Doctors using The Little Blue Book
for patient referrals will be able to decide how they want to use their thumbs—for page turning or mobile app navigation—when a revamped edition launches next quarter.
Although younger docs are expected to embrace the mobile form of the directory, older docs between the ages of 45 and 65 write the most prescriptions, and they “heavily prefer” the print version, according to MDHub president David Shrier. MDHub was formed in order to acquire The Little Blue Book, purchased from WebMD last September.
Around 150,000 docs, or “one-third of the actively prescribing docs in the US,” buy the book each year, and another 140,000 receive free circulation copies sponsored by pharma companies, said Shrier.
Doctors use the listings “two to three times a day on average” for patient referrals, offering marketers a high-frequency venue for ads, said Shrier.
“We did an IMS study on 96,000 physicians, and found that we produce at 20:1 ROI in three months for advertisers,” he said.

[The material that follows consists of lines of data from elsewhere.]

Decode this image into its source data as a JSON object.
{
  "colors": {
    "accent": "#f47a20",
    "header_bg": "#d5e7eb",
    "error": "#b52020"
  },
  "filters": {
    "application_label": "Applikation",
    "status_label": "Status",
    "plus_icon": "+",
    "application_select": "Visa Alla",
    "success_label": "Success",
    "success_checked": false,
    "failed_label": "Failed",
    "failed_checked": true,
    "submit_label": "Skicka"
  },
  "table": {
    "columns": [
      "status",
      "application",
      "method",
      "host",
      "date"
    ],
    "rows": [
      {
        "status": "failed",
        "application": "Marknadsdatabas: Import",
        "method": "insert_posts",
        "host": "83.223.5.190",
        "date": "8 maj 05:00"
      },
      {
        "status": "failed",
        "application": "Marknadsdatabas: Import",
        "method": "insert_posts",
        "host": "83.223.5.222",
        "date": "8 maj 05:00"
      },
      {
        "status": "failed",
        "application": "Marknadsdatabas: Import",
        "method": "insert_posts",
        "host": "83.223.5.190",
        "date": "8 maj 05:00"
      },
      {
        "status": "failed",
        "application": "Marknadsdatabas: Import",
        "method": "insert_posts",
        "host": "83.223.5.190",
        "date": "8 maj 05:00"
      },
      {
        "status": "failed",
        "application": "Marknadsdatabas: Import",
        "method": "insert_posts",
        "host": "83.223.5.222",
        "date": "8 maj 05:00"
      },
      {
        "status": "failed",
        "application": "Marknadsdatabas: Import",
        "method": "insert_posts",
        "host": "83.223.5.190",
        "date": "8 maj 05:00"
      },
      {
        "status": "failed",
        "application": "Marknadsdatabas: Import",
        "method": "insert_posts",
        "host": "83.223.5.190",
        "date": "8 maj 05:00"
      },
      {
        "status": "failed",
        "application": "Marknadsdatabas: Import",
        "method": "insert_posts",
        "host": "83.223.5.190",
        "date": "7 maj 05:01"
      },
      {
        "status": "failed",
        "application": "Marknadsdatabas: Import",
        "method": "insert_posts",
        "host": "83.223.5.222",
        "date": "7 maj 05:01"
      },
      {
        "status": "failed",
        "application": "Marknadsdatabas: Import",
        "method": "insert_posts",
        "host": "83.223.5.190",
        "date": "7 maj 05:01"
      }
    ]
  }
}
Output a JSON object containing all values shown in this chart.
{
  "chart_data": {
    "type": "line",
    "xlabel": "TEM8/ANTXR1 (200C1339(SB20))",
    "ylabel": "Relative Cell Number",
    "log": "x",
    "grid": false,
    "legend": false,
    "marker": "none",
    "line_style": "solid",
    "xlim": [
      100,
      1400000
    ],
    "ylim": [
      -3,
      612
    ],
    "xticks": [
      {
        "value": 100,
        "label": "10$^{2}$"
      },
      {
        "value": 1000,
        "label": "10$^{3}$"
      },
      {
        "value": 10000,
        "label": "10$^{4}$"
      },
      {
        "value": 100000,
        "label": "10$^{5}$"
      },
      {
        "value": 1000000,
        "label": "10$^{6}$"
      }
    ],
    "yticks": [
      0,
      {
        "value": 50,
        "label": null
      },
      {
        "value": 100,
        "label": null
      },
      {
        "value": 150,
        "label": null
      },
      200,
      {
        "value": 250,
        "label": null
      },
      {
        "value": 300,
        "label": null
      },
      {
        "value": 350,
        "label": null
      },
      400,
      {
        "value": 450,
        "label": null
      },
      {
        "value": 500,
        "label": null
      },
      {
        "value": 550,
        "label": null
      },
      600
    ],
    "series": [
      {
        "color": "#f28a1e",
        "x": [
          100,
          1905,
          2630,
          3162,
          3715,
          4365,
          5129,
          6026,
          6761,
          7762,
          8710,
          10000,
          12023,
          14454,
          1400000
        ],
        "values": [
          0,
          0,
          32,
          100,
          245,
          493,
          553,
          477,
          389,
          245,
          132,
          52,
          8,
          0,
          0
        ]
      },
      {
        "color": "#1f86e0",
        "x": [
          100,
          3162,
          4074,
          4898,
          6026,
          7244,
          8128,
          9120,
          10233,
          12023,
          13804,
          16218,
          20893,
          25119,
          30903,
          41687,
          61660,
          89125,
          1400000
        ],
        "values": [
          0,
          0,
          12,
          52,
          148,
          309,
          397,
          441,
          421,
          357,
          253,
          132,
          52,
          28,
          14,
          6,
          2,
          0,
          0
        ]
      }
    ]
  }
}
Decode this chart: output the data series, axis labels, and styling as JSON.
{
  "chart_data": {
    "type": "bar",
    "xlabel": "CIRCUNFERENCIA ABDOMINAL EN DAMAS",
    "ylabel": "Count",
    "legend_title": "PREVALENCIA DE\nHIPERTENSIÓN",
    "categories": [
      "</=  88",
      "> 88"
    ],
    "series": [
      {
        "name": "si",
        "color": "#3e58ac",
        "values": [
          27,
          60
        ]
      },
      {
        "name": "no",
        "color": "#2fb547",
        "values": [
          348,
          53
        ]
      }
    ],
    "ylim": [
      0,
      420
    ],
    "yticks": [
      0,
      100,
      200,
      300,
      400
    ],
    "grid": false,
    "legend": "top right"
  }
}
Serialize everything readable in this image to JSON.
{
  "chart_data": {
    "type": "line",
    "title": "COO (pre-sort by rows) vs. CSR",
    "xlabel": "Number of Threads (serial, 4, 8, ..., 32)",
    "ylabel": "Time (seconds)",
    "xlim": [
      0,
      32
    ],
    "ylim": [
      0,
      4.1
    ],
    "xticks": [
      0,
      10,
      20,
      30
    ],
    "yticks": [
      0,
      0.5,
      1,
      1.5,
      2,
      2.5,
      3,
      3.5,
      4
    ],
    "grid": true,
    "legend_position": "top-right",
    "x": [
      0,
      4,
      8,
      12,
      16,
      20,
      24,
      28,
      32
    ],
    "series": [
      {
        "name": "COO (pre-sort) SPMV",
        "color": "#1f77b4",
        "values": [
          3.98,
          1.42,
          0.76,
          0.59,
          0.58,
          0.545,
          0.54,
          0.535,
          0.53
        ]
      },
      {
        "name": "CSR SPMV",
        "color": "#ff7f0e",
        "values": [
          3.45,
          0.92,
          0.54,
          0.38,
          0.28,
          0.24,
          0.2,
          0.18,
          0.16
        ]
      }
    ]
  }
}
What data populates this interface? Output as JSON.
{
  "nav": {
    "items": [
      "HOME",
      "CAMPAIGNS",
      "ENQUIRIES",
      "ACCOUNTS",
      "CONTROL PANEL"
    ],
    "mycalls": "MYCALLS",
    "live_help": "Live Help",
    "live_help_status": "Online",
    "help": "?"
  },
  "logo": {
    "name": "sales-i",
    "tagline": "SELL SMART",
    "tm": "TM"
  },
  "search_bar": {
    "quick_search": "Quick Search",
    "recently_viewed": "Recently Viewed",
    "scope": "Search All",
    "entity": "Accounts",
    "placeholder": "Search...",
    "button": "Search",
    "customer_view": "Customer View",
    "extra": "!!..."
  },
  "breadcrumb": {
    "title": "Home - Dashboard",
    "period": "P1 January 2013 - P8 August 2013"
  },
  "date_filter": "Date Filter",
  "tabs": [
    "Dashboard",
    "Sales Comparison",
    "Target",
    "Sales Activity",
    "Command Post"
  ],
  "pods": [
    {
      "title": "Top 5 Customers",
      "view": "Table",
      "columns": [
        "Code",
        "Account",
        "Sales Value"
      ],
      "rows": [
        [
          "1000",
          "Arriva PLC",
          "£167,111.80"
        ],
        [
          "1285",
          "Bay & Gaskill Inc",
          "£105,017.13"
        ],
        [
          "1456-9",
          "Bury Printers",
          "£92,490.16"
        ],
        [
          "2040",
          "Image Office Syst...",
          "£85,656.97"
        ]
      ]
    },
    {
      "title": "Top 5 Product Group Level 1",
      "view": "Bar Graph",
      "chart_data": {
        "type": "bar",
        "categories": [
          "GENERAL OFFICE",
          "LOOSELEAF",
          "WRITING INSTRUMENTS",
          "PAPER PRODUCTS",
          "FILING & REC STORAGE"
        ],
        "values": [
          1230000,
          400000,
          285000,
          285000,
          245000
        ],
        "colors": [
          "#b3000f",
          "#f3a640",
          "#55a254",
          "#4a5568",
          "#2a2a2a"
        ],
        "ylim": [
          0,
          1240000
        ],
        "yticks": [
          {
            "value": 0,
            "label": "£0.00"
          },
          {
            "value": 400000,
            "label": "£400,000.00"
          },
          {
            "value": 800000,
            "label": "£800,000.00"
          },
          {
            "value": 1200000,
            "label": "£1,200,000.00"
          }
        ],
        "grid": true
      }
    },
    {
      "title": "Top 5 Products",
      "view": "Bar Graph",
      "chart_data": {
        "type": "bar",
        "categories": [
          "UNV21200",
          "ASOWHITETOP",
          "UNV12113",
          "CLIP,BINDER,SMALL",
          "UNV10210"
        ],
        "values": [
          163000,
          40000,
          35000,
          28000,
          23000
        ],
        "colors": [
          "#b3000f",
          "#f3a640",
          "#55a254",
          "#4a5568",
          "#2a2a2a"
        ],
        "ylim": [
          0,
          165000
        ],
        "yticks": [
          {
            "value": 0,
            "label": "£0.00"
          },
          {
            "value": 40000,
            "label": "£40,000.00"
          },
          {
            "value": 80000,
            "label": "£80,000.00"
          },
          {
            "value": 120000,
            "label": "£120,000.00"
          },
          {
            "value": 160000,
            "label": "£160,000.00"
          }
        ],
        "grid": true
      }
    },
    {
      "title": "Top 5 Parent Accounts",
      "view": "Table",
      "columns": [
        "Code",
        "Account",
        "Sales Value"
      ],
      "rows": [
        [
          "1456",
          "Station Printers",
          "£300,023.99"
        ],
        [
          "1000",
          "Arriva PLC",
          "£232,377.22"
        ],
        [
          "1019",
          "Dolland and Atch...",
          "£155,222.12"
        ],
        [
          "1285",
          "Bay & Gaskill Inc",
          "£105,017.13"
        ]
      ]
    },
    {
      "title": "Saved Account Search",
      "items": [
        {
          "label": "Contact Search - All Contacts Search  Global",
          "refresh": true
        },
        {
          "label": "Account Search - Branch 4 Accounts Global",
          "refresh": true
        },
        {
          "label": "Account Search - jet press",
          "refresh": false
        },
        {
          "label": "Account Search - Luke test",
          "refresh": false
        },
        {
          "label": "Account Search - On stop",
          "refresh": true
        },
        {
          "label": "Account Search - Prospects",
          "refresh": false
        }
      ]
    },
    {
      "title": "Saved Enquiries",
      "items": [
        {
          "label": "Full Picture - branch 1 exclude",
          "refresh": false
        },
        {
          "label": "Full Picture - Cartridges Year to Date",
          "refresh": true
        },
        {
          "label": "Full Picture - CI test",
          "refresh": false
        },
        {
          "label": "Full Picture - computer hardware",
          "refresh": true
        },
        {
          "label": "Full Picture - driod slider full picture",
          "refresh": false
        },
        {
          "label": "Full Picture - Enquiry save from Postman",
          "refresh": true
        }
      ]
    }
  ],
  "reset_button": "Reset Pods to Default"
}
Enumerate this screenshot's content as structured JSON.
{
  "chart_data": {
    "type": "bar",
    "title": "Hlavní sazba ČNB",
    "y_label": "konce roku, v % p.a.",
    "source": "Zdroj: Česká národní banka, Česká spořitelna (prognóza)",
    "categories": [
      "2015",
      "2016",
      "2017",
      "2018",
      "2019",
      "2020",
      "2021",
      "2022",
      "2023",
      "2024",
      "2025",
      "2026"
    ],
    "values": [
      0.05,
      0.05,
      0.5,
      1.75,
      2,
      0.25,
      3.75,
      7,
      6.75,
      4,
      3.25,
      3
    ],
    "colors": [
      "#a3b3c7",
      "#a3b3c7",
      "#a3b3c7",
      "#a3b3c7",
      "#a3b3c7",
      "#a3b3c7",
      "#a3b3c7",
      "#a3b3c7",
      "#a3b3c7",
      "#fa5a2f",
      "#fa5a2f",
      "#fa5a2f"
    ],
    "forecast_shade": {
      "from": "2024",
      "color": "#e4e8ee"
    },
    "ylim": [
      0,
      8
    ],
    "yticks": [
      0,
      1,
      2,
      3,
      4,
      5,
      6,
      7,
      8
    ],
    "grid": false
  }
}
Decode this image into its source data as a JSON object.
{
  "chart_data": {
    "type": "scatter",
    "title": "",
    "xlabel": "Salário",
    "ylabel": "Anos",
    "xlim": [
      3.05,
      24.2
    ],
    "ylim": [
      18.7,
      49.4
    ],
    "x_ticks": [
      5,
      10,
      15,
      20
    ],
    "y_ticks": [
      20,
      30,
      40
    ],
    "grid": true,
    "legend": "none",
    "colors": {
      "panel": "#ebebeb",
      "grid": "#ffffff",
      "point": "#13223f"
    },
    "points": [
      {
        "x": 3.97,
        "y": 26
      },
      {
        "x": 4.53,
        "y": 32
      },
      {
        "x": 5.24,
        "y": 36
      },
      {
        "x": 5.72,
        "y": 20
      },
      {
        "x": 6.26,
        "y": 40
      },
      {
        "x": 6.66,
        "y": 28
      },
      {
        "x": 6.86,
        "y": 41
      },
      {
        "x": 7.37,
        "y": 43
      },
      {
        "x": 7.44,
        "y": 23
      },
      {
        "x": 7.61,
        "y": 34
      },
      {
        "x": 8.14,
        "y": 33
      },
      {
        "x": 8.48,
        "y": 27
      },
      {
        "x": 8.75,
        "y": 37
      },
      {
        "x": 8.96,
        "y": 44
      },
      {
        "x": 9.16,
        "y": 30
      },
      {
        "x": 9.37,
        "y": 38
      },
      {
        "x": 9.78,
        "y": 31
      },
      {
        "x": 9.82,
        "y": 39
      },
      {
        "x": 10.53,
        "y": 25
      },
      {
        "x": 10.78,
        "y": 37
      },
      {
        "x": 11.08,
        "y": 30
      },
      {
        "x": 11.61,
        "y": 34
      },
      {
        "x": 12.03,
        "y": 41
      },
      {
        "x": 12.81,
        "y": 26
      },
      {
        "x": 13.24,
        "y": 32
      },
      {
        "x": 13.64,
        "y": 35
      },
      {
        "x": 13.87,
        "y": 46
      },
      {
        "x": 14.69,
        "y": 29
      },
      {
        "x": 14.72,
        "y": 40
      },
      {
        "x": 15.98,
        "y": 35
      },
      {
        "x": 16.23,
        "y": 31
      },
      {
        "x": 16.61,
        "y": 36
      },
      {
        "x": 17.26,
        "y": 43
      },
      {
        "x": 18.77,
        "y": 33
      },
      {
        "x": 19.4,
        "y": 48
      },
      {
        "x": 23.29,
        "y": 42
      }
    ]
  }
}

The mobile version of the directory will provide “things the print book can't do,” like advanced searching, said Shrier. Docs will be able to search for “an anesthesiologist that accepts Aetna and practices at Greenwich Hospital,” for example, said Shrier, adding that health plan acceptance information is one of the more valuable data fields collected in the book, along with practice associations.
The 2010 Little Blue Book will be published during the second quarter, concurrent with the launch of the mobile app, and will offer a listing of physicians sorted by specialty, among other new features based on physician feedback, according to Shrier.
MDHub, based in Darien, CT, is managed by several former WebMD and pharma executives, including CEO Joe Grace, formerly SVP online marketing and product development at WebMD.